Ce matin là, comme tant d’autres, Stéphanie se rendait à l’école avec sa copine Justine. Corentin, un garçon de leur classe, vint au devant des deux fillettes, un sourire aux lèvres et un sachet de bonbons à la main.
- Bonjour Stéphanie, tu veux un bonbon ?
- …
- Stéphanie ?
Stéphanie passa son chemin en ignorant superbement le pauvre Corentin. Penaud, il se tourna vers Justine.
- Et toi, tu en veux ?
- Oui, merci Corentin.
Adressant un sourire gêné à Corentin, Justine choisit un bonbon. Elle se hâta ensuite pour rejoindre Stéphanie. En arrivant à sa hauteur, elle fit part de son étonnement.
- Pourquoi t’as fait ça ?
- J’aime pas les binoclards.
- Mais, il est gentil Corentin, et en plus, je crois qu’il t’aime bien.
- Peut-être, mais il est moche avec ses lunettes.
Elles n’eurent pas le temps de poursuivre cette conversation, la maîtresse rassemblant les élèves pour entrer en classe.
La journée finie, Stéphanie rentra chez elle, dévora un solide goûter, puis commença ses devoirs. Il faisait sombre dans sa chambre, en cette fin d’après-midi de printemps. Alors qu’elle apprenait sa poésie, elle vit les lettres commencer à danser sur son cahier. Amusée, elle en parla le soir au dîner avec ses parents.
- Hmm… Il faut que je t’emmène chez un ophtalmologiste, dit sa maman.
- Qu’est-ce que c’est ?
- Un médecin spécialiste des yeux.
Le lendemain matin, en quittant sa maison pour se rendre à l’école, Stéphanie aperçut Corentin au coin la rue. Il semblait attendre quelqu’un. Lorsque Stéphanie arriva à sa hauteur, Corentin lui dit bonjour avec un joli sourire et tendit un petit bouquet de fleurs sauvages attachées ensemble par de longues herbes.
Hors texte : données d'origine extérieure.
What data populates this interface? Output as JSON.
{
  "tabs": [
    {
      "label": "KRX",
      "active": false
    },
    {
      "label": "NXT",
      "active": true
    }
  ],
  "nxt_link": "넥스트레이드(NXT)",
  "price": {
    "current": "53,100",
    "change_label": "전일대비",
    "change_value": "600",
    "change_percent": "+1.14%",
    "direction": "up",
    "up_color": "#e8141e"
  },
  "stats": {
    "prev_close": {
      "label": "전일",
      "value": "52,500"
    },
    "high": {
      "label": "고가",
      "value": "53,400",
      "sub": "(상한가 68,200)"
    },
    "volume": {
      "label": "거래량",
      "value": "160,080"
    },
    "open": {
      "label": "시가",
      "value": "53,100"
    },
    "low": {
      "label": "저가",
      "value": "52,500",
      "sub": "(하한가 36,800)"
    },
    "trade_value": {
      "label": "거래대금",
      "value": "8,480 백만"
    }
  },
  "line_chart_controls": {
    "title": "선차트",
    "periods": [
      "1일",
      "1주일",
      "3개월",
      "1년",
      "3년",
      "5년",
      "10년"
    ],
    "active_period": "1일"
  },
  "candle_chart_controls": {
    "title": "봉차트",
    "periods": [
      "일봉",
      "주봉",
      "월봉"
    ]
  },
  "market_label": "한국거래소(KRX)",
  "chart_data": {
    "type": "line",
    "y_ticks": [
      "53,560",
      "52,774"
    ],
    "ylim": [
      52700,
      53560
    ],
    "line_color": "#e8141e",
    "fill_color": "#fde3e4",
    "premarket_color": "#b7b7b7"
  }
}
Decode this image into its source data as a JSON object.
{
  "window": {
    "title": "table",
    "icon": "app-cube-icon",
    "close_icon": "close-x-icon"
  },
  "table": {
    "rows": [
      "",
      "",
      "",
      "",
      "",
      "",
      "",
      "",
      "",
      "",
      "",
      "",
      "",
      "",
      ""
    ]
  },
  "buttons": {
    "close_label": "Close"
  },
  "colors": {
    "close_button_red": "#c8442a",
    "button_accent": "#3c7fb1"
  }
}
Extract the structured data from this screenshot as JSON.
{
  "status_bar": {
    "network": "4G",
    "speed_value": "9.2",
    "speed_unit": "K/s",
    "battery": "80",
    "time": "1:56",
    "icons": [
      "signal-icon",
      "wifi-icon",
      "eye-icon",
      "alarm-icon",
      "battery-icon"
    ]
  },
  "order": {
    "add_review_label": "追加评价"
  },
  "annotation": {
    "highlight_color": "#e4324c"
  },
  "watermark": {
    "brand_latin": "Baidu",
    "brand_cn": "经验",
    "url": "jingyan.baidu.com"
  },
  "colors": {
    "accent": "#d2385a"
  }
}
- Tiens Stéphanie, c’est pour toi, je l’ai fit moi-même.
- Non merci, répondit Stéphanie en passant son chemin et laissant Corentin tout triste.
Quelques jours plus tard, en fin d’après-midi, Stéphanie se rendit chez l’ophtalmologiste en compagnie de sa maman. Il lui demanda de lire des lettres sur une grande affiche.
- Z et U
- C’est bien Stéphanie, heureusement que tu arrives à lire les plus grosses lettres. Essaie les plus petites, tout en haut.
- Heu… N, …, A, …, heu…, T ?
- Non Stéphanie, c’était MRTVFU. Je crois que tu vas avoir besoin de lunettes.
Stéphanie eut le sentiment que le sol se dérobait sous ses pieds.
- Oh non, pas de lunettes !
- Si, j’en ai bien peur, répondit le médecin. Mais tu sais, il y en a des très jolies. Je connais même des gens qui voient parfaitement et portent des lunettes pour se donner une allure.
La mine déconfite, Stéphanie sortit du cabinet avec sa maman. Elles se rendirent ensemble chez l’opticien. Pendant un long moment, Stéphanie défila devant les alignements de paires de lunettes en traînant les pieds. Elle ne regardait pas vraiment les montures montrées avec enthousiasme par sa maman. Soudain, une paire de lunettes attira son regard. Elle était toute ronde et d’un rouge propre à éveiller la gourmandise. Stéphanie se laissa tenter. Elle les essaya et fut conquise. L’opticien ayant en stock les verres nécessaires, Stéphanie ressortit de son échoppe avec un sourire ravi et de jolies lunettes.
Le lendemain matin, ses lunettes sur le nez, elle se posta à l’entrée de l’école.
- Bonjour Corentin, tu veux un caramel ?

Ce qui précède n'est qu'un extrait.